Mr. Mundell's classic dichotomy between the appropriate use of monetary and fiscal policies lies at the crux of his new paradigm. Living in a world that was being brought to its knees by hyperinflation, hyperunemployment and hyperactive do-gooders, Mr. Mundell provided the cure: tight money and tax-rate cuts. As simple as this policy mix is to all of us today, it sure wasn't obvious back then.

Mr. Mundell and his closest compatriot at the University of Chicago suffered at the hands of their academic colleagues. The press and the political establishment of that time and place were anything but open-minded about tight money reining in inflation and the incentive effects of tax-rate cuts spurring economic growth and employment. Economists back then actually had the chutzpah to say that inflation was caused by low unemployment, and high unemployment in turn was caused by tight money and insufficient government spending.

While other scholars have long recognized the importance of the global economy, it is Bob Mundell who put the individual economy into proper perspective in the world economy. Goods, labor, money, technology and bonds flow almost as freely across national boundaries as they do within an economy, Mr. Mundell explains. The porous nature of national boundaries throws into question the preponderance of macroeconomic models that postulate independent national monetary policies, fiscal policies or national policies of any other sort. To Mr. Mundell, the only closed economy is the world itself. The only meaningful monetary policy is global monetarism. National economics can be understood only in the context of the world economy. No longer was international economics an embarrassing adjunct to domestic macroeconomics. International economics was the core discipline of macroeconomics.

His 1973 article "Uncommon Arguments for Common Currencies," along with his keen sense of cultural diversity and politics, formed the basis of what now is known as the euro. Bob took the academic community head-on both by showing the fatal flaws in the logic of floating exchange rates and by elucidating the impeccable logic of the gains from trading money across national boundaries.

I have always been especially enamored of Bob's idea of "menu costs." In the context of inflation, menu costs derive from the need of a restaurant to change menus as prices rise. The higher the inflation, the greater the menu costs. If the menu example doesn't strike your fancy, try regrinding parking meters or taxi meters, or training businesspeople in the use of log tables. Inflation confers very real costs on doing business.

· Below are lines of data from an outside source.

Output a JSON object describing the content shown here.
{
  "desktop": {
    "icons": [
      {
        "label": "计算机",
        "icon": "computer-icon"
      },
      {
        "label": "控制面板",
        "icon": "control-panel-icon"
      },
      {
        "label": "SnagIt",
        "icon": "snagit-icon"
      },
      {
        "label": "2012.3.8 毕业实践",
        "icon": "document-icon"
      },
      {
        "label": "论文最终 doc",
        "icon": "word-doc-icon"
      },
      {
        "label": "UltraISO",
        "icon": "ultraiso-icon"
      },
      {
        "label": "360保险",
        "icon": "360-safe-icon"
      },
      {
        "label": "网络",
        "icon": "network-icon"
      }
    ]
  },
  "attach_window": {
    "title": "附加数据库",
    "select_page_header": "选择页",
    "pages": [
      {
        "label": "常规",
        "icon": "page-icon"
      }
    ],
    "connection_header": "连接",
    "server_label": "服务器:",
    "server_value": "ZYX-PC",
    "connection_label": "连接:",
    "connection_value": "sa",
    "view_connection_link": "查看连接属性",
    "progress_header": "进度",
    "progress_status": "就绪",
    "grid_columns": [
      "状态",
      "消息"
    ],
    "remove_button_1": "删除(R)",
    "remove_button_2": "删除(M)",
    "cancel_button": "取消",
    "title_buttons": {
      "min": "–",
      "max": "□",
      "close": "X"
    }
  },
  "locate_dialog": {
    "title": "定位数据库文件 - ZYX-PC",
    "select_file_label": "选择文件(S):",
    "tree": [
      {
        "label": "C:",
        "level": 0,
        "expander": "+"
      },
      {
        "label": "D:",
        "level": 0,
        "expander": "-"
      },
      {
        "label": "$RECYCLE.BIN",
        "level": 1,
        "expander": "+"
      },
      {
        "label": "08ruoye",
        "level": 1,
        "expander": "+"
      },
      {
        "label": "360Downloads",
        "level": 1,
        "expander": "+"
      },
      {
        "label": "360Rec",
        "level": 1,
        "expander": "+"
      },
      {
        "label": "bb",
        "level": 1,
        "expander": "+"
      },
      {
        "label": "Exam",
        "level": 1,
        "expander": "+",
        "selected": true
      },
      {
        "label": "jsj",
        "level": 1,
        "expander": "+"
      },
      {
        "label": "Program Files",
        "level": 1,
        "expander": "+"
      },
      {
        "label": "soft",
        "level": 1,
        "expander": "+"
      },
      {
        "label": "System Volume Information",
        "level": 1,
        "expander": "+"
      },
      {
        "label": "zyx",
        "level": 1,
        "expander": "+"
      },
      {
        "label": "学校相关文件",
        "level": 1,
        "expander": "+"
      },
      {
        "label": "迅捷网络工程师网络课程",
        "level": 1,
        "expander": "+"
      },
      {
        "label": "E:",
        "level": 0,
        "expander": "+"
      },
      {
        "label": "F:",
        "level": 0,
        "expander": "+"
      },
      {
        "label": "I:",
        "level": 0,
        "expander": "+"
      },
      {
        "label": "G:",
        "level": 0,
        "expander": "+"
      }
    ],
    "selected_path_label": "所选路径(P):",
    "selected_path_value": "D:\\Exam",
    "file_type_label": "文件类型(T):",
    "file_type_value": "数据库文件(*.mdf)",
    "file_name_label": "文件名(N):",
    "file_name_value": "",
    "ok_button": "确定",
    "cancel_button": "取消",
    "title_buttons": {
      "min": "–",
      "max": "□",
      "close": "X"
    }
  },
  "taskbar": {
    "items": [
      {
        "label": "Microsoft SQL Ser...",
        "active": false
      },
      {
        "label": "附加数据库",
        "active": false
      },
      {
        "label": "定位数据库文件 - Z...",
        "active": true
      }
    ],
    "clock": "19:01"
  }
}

Menu costs are not only a problem in a world of changing prices over time; they are just as real when there are two or more moneys in different locations at any one moment. Who hasn't felt the bite of these menu costs when traveling through Europe with their pesetas, guilders, francs, marks, pounds, kroner, shillings, lire, drachmas, etc.? Floating exchange rates in such a world are patently absurd. Mr. Mundell's euro is the obvious solution. His cross to bear, however, is the vast cadre of incompetent bureaucrats scurrying back and forth in the porticos of Europe's capitals whose job is to implement his vision. Talk about casting pearls before swine.

Bob Mundell's impact on the practical world of real politics can be seen in Reagan's America, in Thatcher's Britain, in the renaissance of Chile and Argentina, and in Jakob Frankel's monetary policy in Israel. The most recent testament to the success of Mr. Mundell's version of economics has taken place in Keizo Obuchi's Japan. Mr. Mundell has transformed every aspect of the political economy.

Receiving the Nobel Prize in economics is a great honor. But Mr. Mundell deserves an even higher honor--to be recognized as the best economist of the century.